Projeto mainstream do seu diretor Aluisio Abranches (também realizador do elogiado Copo de Cólera), Bem Casados é uma inocente comédia romântica que se baseia no ideário dos casamentos para estabelecer o lugar comum de suas desventuras. Heitor, vivido por Alexandre Borges, é um editor de filmagens de matrimônios, carente e ultrapassado, contraditório em relação aos romances que protagoniza.
Há uma chance imensa de usar de metalinguagem como instrumento dramático através da profissão de cinematógrafo do personagem, o que é evidentemente desperdiçado graças ao erros crassos de direção, que permitem que haja uma “luz” intrusa, em variadas cenas. O lamento esquizofrênico do personagem principal é cortado pela aparição da bela Penélope, vivida por uma inspirada e bela Camila Morgado, que tem em sua intenção, destruir o casamento de um dos clientes de Heitor, motivada por uma dor de cotovelo – e inveja também – imensa.

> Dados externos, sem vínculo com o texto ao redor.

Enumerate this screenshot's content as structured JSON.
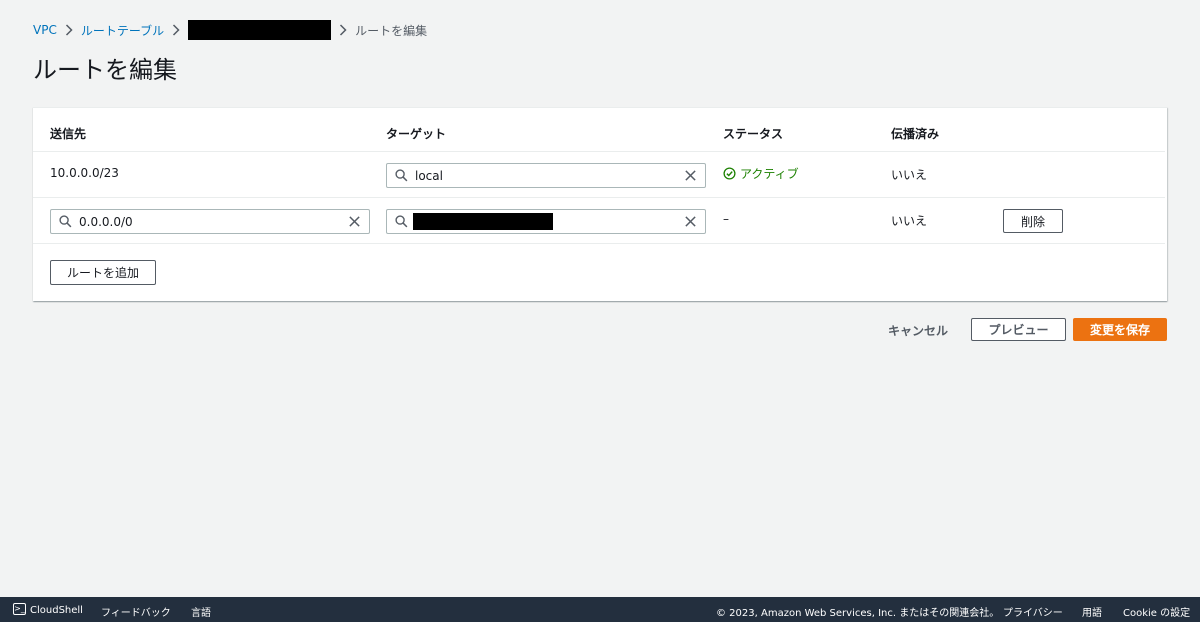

Bem Casados tem bons momentos, todos focados em Penélope, que através de seu comportamento faz discutir o paradigma ultra conservador do matrimônio, assim como a sua quebra, mostrando que o inverso deste também pode ser vazio. A crítica à baixa sexualidade da noiva e de suas amigas prenuncia uma discussão que infelizmente é deixada de lado muito cedo, sem maiores preocupações.
Borges é ofuscado naturalmente, a fim de pavimentar o caminho para a personagem de Morgado brilhar. Todo o roteiro serve para debochar de todo o cerimonial e a hipocrisia comum a muitos casamentos armados, mas soa frívolo graças à qualidade imensa de personagens inúteis e sem qualquer complexidade, que se contradizem sem qualquer cerimônia, com o perdão do trocadilho. O texto decai demais na metade final, piorado pelo estabelecimento nulo do romance.
Bem Casados confunde citações ao socialismo e a um feminismo mal feito pra tentar arrotar erudição, ou uma qualidade mínima de seu drama. É tudo tão deslocado que os acertos ganham ares de acaso, principalmente por conter uma montagem tão amadora que inverte momentos de clímax.
A falta de personalidade e identidade da fita faz o espectador ter dificuldade em ver na direção de Abranches todos os bons momentos da sua filmografia anterior, lamentando-se ainda mais pelo potencial perdido desta que poderia ter sido uma comédia repleta de vivacidade, fracassando e muito na proposta de ser diferente da patuleia.